Au moment où l’on se blogue, il reste moins de 10 matchs à cette saison qui passera à l'histoire comme celle qui nous permit de découvrir que ça peut être excitant finir dernier. Moi, si j'étais Randy Cunneyworth, j'aurais déjà fini mes boîtes, réservé un camion et pensé à finir mes études en réfrigération. C'est un secret de Polichinelle, un contact bien au fait de plein chose que tout le monde sait déjà, qu'il ne dirigera pas le tricolore la saison prochaine, ni même les 45 suivantes. Ce n'est pas qu'il a été mauvais... oui, bon un peu, mais c'est surtout qu'il n'a eu aucune chance de se faire justice. Drette en partant, il devait se concentrer à diriger une équipe toute croche en même temps qu'il devait apprendre en accéléré une nouvelle langue assez bien pour ne pas dire des affaires comme « Le autre équipe ne voulait pas nous jouer dedans la slut » en direct à la télé.

Pour ce qui est de Pierre Gauthier, non seulement mes boîtes seraient faites, mais j'aurais engagé une compagnie de sécurité pour m'escorter en dehors de la ville une fois que Geoff Molson lui aura dit : « Redonne-moi tes clés ». Selon mes sources, une gang de gars saouls sortant de la Cage aux sports, quelques fans frustrés iraient lui dire combien ils ont apprécié son séjour à grand renfort de bats de baseball. Le club a de bonnes chances de terminer dernier de sa conférence, ce qui n'est pas arrivé depuis 1940, l'époque des palettes droites pis des passeux de gratte. Aucun gérant de Mcdo ne garderait sa job si sa franchise est la pire de toute la compagnie, à part si c'est le fils du boss. Pas de chance, la dernière fois que j'ai regardé, Pierre Gauthier était toujours plus vieux que Molson.

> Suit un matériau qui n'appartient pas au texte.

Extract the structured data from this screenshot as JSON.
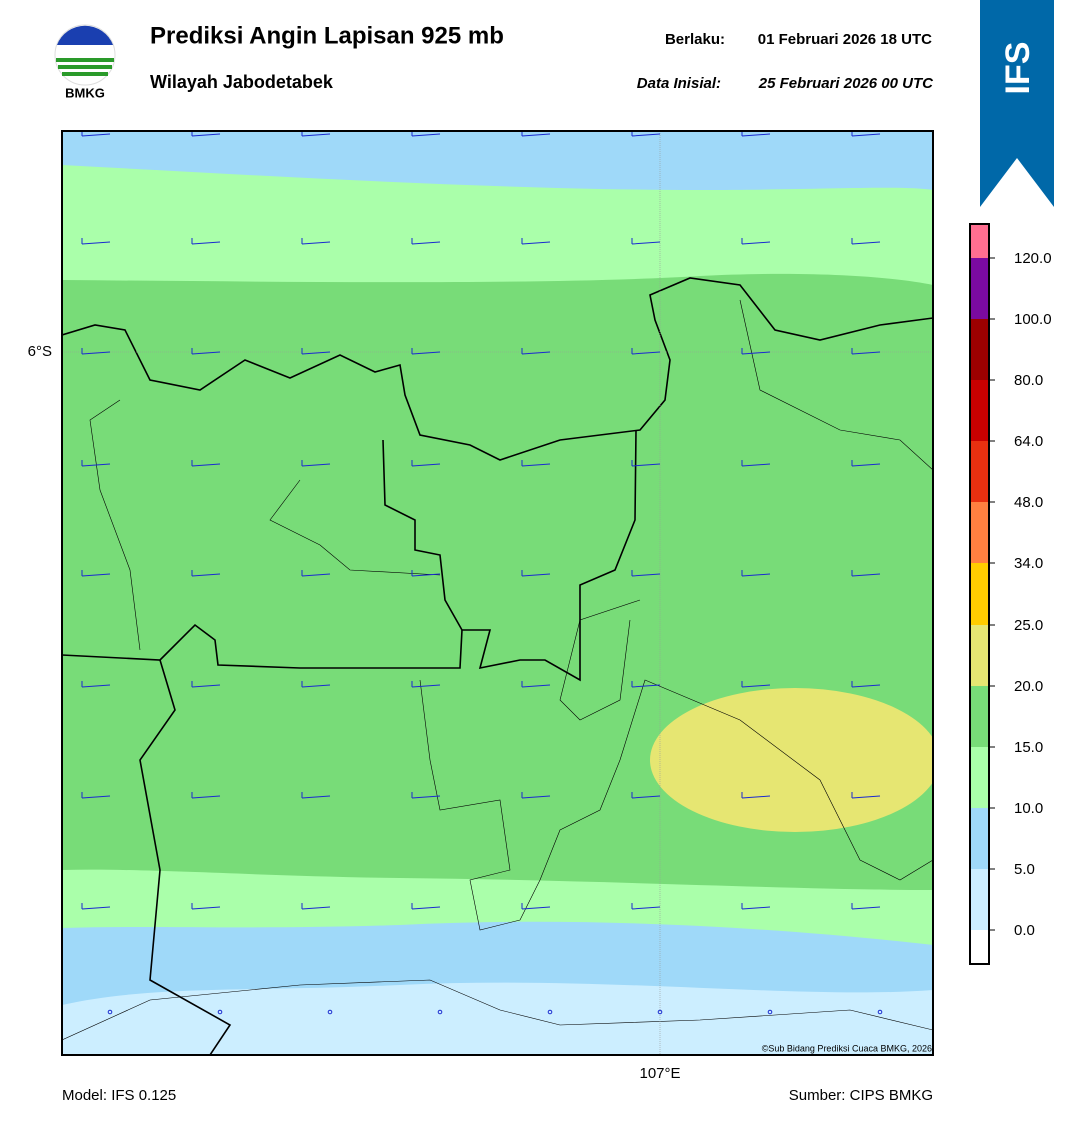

J'ai donc fait mes devoirs et retenu les candidats pour les deux postes qui, selon moi, feraient du CH une meilleure équipe avant le prochain passage de la comète Haley.

1) Patrick Roy : le plus en vue pour ce poste.
Positif : Roy a exhibé fièrement toutes les coupes importantes au hockey, que ce soit la coupe Stanley, la coupe Memorial ou la coupe Longueuil. De plus, on règle du même coup le problème du goaler remplaçant. Comme directeur-gérant, Roy bâtirait une équipe à son image : fière, compétitive et peu douée pour penser avant d’agir.
Négatif : L'embauche de St-Patrick comporte aussi des coûts. Au cours de son règne, le Canadien devra changer plusieurs fois la porte du vestiaire, engager un réparateur d'équipement vidéo et un spécialiste en gestion de la colère à temps plein, puis acheter un cargo de Pepto-Bismol pour aider les spectateurs à digérer la musique de son fils qui va passer à tous les matchs...
 
2) Steve Jobs : le plus brillant
Positif : Jobs trouverait la solution à la trappe après deux minutes de warm up. Il aurait aussi créé l’application « marqueur de 60 buts » et « défensive étanche » en plus de fournir à Carey Price deux Ipads... ok, mauvais jeu de mots. Comme DG, Jobs chercherait avant tout à se départir des éléments qui ralentissent l’équipe, elle qui n’aurait plus à souffrir de gastro à répétition, car y’a pas de virus sur Apple. Jobs amènerait avec l’équipe des joueurs rapides et performants qui n’avertissent personne avant de quitter inopinément l’aréna.
Négatif : Y’é mort calvaire!
 
3) Billy Gibbons, de ZZ Top : le meilleur choix.
Positif : Comment veux-tu ne pas te défoncer pour un gars qui a une barbe de série depuis 1969? On a souvent dit cette saison que le Canadien n’avait pas de rythme. Gibbons va régler ça en apprenant à chaque joueur de jouer La grange et Sharped dress man avec leur bâton comme air guitare, ce qui va donner aux adversaires le goût d’arrêter de jouer et de regarder le show avec une bière et une cigarette. 
Négatif : Paraît-il que Gibbons, 63 ans, se couche maintenant à 20 h. Ça risque de créer des problèmes de lui installer un lit derrière le banc.